Yeah I think ive my freehand isn't the best at the moment, ive been working with highlighting on the land raider you might not see it because I used enchanted blue as the base coat and space wolves grey as the highlight.

Im also trying to work with the washes and such.

Thanks for the help.

Flashman wrote:Think Wahammer Tabletop won the thread.

Made in ca
Calculating Commissar

Kamloops, B.C.

Your base-colors are strong and clear - that's good. I think the stompa looks better without a solid yellow base on it - Makes it look more worn. Makes it look Orkier. But your advanced techniques can use some polishing. I'll follow off MeanGreen.
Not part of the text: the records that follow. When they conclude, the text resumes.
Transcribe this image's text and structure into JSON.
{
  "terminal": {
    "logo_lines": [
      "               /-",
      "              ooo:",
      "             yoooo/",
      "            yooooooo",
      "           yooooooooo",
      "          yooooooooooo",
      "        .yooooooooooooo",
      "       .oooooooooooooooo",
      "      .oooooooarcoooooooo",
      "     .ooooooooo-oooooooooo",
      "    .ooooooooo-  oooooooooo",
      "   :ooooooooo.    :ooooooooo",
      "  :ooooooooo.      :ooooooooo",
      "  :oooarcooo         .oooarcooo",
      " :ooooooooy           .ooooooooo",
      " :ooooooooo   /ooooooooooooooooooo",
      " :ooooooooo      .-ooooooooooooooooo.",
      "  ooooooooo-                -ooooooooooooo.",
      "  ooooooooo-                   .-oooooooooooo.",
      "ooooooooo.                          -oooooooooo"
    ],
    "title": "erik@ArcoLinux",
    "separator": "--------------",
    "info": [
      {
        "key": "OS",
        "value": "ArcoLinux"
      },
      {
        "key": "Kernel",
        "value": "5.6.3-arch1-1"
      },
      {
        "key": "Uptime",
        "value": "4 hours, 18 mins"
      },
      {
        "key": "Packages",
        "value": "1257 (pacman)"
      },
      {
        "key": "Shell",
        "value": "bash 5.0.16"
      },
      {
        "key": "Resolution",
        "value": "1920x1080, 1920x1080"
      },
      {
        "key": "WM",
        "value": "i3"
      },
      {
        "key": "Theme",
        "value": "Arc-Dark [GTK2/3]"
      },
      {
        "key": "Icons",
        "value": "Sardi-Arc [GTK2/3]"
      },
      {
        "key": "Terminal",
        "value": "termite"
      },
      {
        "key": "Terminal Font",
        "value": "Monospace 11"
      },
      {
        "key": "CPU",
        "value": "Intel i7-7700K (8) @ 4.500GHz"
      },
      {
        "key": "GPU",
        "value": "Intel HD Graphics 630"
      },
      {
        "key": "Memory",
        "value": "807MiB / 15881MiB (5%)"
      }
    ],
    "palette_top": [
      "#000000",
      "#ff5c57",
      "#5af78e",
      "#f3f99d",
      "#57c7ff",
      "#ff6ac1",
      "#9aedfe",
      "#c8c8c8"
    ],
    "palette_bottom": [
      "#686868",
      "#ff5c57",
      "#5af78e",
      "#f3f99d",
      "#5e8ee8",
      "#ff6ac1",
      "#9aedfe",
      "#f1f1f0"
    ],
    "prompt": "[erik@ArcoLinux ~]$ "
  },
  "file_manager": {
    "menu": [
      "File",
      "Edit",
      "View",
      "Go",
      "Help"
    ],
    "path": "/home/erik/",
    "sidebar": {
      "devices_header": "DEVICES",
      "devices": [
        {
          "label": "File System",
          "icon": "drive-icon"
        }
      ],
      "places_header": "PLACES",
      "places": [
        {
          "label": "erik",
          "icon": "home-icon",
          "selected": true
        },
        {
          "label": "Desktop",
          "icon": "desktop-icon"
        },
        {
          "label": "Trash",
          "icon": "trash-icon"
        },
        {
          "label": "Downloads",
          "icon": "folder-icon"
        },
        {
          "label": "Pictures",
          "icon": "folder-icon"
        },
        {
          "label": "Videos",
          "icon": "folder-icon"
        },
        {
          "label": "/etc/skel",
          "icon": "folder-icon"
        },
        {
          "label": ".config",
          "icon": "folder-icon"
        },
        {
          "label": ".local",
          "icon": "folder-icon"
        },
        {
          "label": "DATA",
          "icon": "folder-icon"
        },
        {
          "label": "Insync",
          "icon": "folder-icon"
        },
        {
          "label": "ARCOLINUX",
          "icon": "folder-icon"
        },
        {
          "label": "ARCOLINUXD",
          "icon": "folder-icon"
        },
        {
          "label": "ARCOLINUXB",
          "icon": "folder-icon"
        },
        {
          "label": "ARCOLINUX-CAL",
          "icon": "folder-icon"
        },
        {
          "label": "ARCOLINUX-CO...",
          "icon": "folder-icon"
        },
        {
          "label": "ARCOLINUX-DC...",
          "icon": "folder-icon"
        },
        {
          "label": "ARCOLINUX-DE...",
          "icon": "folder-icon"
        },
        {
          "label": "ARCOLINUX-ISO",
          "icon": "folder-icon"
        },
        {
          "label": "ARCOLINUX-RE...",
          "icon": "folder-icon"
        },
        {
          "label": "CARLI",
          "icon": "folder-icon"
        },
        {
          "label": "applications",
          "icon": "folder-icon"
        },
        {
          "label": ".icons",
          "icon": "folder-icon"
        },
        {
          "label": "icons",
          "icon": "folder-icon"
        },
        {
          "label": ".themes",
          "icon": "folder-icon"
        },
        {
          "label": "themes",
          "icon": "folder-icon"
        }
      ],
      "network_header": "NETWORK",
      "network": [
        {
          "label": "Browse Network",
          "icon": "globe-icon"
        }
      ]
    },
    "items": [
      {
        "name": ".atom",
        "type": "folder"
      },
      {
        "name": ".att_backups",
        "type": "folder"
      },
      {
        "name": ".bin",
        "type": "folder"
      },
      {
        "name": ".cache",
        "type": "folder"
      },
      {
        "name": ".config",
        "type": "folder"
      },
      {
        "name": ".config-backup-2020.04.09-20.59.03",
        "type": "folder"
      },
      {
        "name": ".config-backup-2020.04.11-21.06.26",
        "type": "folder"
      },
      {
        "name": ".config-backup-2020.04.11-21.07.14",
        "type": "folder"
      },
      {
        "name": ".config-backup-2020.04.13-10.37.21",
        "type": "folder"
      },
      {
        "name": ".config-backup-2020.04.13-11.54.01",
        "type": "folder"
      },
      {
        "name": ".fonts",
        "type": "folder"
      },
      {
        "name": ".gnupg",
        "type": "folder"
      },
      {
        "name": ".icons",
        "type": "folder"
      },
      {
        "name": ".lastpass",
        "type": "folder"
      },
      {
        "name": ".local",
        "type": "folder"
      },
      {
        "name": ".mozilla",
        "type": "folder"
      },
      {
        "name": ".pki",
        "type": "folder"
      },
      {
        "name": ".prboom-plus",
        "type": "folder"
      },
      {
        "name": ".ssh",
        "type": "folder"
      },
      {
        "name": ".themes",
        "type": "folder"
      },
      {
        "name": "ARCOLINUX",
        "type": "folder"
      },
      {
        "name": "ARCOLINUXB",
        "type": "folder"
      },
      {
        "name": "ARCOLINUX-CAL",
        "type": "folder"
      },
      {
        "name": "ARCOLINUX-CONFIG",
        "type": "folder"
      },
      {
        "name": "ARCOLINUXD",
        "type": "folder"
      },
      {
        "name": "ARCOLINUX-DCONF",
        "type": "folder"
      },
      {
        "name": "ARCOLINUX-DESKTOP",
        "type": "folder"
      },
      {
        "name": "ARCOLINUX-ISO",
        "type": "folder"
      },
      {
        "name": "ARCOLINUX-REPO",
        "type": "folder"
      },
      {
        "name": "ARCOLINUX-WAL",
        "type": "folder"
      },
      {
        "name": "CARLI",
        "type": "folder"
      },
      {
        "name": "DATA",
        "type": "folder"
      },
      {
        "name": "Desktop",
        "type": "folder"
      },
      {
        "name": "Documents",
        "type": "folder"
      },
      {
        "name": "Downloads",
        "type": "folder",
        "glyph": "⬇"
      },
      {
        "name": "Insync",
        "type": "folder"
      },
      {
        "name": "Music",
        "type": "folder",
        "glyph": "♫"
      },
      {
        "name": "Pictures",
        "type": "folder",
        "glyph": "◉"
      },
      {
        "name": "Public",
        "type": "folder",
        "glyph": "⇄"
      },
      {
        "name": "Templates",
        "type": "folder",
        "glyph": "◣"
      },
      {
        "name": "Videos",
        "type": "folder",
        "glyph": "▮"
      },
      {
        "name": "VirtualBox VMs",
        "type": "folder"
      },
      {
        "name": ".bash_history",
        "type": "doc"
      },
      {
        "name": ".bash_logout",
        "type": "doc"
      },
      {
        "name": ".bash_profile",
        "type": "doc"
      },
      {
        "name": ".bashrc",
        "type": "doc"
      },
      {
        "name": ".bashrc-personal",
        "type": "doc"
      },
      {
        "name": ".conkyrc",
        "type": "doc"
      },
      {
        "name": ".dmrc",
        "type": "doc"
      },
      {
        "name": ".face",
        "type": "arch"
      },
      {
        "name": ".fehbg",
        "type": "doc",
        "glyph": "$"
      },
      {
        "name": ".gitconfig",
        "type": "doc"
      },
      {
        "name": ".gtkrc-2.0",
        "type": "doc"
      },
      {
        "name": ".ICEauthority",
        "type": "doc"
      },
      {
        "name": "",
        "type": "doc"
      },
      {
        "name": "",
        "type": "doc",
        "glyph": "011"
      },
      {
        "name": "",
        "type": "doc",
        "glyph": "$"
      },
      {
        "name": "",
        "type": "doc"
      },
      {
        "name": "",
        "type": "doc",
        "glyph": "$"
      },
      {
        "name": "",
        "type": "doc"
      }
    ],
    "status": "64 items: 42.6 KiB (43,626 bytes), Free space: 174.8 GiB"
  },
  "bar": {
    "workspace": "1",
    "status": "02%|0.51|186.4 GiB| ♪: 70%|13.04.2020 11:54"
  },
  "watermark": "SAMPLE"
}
For lighting effects, get a pen light, a ruler, and a pencil. Find the lamp you want to test effects on and turn out the lights. Shine the pen light from the same facing as the lamp in question. Pressing lightly, use the ruler and pencil to outline the edges of the light cone on the surface of the LR. Outline any shadows that appear on the model from the angle of the light. This will help get a better sense of the way a lightsource would look in the dark. Of course, if you feel both ambitious and technically inclined, you could try fitting in LEDs, though there's not much I can do for help there

For your writing, two suggestions: 1 - A high-end fine detail paint pen. These can be found in most craft stores. They aren't cheap, and they're still a bit of a challenge, but they'll give you the best looking results. When writing anything on your tanks, use a ruler and lightly draw some straight edges to scale your text and align it. That way it won't go lopsided while you're writing or jump up and down in scale - two common problems with freehand lettering. And again, try to secure some fine detail acrylic paint pens for doing lettering - it's easier than a brush.

Your other option for lettering is to make your own transfers and print them off onto blank transfer sheets. You can find these at print shops and, quite likely, office supply stores. You can then just apply them as you would normal transfers, though this obviously won't look as visually appealing and you'll end up with that glossy plastic sheen over the transfer.

Good idea throwing some putty on the treads to keep them from getting paint on them - Touching up metallic drybrushing can be a pain in the arse. Though the putty does make the treads look like IT'S A SUPER FAST LAND RAIDER WITH FLAMING TREADS OF DEATH!

EDIT: And yes, for freehand artwork tips, check out littleboyblues' thread, located here: http://www.dakkadakka.com/dakkaforum/posts/list/240985.page

Hint: Anything freehand should always be drawn out lightly in pencil first

This message was edited 1 time. Last update was at 2009/08/12 19:54:49

Dakka Code:

Made in gb
Yellin' Yoof

Well said MeanGreenStompa. Also, I would add that it would probably be best to practice on cheaper, less complex models. I'm sure that the washes will help, good luck!
Made in us
Werewolf of Angmar


Quality work overall. Not much to say that hasn't already been said, but I do have a couple things.

Have you considered trying a thin-tip pen for your writing? You can use it for squiggles, but its best application I'd imagine is redoing the "Faith is Eternal" on the landraider in a gothic-script-design, perhaps from the BGB or somesuch. That is, if your handwriting is neater than your painting (me, not by much ). I personally haven't tried writing anything in pen on models before (vehicles in the mail...) but some people use a pen to make the pupils in eyes so I figured it'd be a viable option.

Not sure if this is in LBB's guide, but you could also pencil out what you're going to try and freehand and then paint it. Following a pre-made design is far easier than creating it as you go.

I love the Omega sign on the doors of the LandRaider, I didn't see it at first! I love the fire outlining it, too.

Keep up the good work and the good ideas!

OT: Good to see a 13 year old not typing in 1337 speak for a change. I congratulate you, sir.


This message was edited 1 time. Last update was at 2009/08/12 20:39:23

"Well, looks can be deceiving."
"Not as deceiving as a low down, dirty... Deceiver."